What would cause me to embark upon such a bizarre journey?   I needed answers.

I purchased a copy of MEIN KAMPF (Hitler’s manifesto).  As I began to read, I felt dissatisfied with my level of comprehension.  I decided to type the entire text into my computer.  Two years, 700 pages and 25,000 pattern searches later, I concluded the following:

  • First: That Mein Kampf was, in reality, a historical roadmap stretching back through two millennia; that the gruesome ideologies and myths about the Jewish people that were documented in Mein Kampf were not the ravings of a lunatic (Hitler), but a final repository of the accumulated anti-Jewish mythology representing 2000 years of evolution and development.
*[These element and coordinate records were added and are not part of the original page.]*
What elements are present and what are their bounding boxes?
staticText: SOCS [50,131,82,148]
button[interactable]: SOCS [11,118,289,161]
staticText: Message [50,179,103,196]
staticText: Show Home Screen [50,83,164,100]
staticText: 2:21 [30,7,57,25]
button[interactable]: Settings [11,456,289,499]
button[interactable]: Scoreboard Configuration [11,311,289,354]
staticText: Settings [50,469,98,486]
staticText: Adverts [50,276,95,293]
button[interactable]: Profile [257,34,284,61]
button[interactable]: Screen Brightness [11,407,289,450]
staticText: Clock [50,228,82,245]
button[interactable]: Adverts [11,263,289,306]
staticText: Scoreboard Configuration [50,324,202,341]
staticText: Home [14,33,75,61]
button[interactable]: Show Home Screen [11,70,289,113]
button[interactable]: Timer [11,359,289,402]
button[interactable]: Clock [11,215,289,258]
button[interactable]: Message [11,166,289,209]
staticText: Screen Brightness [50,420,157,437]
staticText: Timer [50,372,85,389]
  • Second: That various historical personalities referred to in Mein Kampf (Luther, Shakespeare, Wagner, Ford) were transmitters of these anti-Jewish myths and were guideposts for Hitler in the development of his anti-Jewish polemic.
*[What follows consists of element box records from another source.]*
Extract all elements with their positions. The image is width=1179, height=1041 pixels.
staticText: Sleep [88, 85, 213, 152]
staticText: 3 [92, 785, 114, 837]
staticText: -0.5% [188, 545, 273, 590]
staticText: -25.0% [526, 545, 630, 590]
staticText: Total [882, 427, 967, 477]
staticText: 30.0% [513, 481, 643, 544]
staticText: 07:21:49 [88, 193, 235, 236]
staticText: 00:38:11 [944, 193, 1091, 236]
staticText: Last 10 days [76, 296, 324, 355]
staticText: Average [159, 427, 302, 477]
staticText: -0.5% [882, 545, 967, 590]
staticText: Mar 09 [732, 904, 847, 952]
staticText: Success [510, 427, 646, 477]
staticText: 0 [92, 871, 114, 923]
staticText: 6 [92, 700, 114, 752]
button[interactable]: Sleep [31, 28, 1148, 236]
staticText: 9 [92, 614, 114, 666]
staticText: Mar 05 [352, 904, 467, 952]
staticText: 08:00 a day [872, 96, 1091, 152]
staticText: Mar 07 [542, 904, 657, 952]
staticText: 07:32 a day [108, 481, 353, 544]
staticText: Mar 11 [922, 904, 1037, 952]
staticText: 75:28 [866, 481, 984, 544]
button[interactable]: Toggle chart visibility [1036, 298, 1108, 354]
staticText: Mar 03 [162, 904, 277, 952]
  • Third and most importantly, we have the miracle of Jewish survival. For the Jewish people to have survived this ferocious assault on identity through the last two millennia is one of the great wonders of the world.  To call oneself Jewish is a heroic statement.

On December 13, 2009, twenty years will have passed since I began this journey. Along with our passengers and guests, I will cast my eyes out to sea at the location where the SS St. Louis was turned away from the Miami Beach coastline 70 years ago.  Perhaps tearfully, I will feel the despair of the passengers as they were refused safe haven in America.  But on this day, I will join with them in commemorating and honoring our survival and the preciousness of our Jewish heritage.